Even if you're eating brown rice exclusively, that's still terrible for you from a health standpoint. The glycemic index alone greatly advises against it.


While I may agree with your sentiment, I don't agree with your argument.

If the empirical results from eating so much rice are actually good, it doesn't matter what the glycemic index says. It's just a proxy.


Now you're risking confusing correlation and causation.



1. Water

2. Fruit.

3. Nuts or different fruit.

4. One serving of crap.

5. #1 again, etc.


Haha thanks for the tl;dr, mind if I include that?


Go for it.


I'd be interested to know what this guys body fat % is because that sounds like some seriously horrible advice.

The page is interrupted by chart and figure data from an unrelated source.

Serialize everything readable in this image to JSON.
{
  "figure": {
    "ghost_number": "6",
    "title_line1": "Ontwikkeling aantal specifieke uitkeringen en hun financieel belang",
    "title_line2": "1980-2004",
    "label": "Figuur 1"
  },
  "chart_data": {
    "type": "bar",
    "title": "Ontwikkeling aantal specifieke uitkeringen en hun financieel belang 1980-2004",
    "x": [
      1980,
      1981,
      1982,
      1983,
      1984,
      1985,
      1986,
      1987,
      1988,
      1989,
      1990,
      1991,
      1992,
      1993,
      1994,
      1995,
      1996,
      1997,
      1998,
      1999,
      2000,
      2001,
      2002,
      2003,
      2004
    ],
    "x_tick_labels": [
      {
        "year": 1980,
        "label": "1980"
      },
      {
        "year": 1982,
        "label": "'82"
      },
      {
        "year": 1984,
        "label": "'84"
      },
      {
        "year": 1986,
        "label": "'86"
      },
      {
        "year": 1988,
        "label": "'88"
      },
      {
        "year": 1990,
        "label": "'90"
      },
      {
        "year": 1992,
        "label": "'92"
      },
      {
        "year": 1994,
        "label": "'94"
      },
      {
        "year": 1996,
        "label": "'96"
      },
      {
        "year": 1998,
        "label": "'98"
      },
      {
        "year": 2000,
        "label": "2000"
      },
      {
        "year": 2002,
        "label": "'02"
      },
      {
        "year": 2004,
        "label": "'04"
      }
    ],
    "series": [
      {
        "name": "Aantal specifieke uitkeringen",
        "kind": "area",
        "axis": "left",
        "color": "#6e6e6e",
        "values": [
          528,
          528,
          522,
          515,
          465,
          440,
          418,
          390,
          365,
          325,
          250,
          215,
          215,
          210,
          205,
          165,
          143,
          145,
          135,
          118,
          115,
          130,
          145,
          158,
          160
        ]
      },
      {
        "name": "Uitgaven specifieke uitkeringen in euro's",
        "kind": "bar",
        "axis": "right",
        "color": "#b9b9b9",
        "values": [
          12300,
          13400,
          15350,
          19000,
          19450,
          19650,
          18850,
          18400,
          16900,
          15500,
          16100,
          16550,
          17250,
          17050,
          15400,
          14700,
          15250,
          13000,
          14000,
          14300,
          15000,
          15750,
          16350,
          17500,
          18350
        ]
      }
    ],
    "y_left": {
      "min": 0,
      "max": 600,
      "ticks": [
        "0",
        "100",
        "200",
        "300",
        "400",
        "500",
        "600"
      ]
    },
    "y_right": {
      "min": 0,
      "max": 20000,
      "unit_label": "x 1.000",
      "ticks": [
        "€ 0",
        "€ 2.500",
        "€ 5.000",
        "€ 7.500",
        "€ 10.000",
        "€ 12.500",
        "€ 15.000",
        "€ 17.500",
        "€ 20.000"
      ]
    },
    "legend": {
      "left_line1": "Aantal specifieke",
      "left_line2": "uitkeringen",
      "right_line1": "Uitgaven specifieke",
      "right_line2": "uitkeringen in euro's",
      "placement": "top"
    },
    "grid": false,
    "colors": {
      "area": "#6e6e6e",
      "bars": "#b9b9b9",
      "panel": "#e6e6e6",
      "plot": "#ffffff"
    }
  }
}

In what way is it bad advice? To me it makes complete sense. Much of the time when we feel "hunger" we are really just thirsty, so taking a sip of water can be all it takes to satisfy a craving, and stave off snacking. Likewise fruit and nuts are much more healthy than junkfood. So if eating fruit or nuts prevents him from eating junkfood then it is a benefit.


My body fat % is extremely low, but I can't remember the exact number. When I do those electric handheld fat % tests, they error out. I'm an archetypal tall and skinny nerd, basically.

The system works for me because I end up satisfying the craving on healthy stuff before I can get to the unhealthy a lot of the time. That said, everything I write about is based on personal experience and I just try to distill some of the general tips that anyone could use.


I think another subtle thing some might overlook is that you specifically said "serving." That is something like 2 oreo cookies or a handful of baby carrots. It would be a different story if you ate two baby carrots and then half a package of oreos.

Most people would probably make themselves sick before getting too many calories under a reasonable interpretation of this hierarchy.


Quite right. I actually tend to double up my veggie/fruit servings because I like them so much.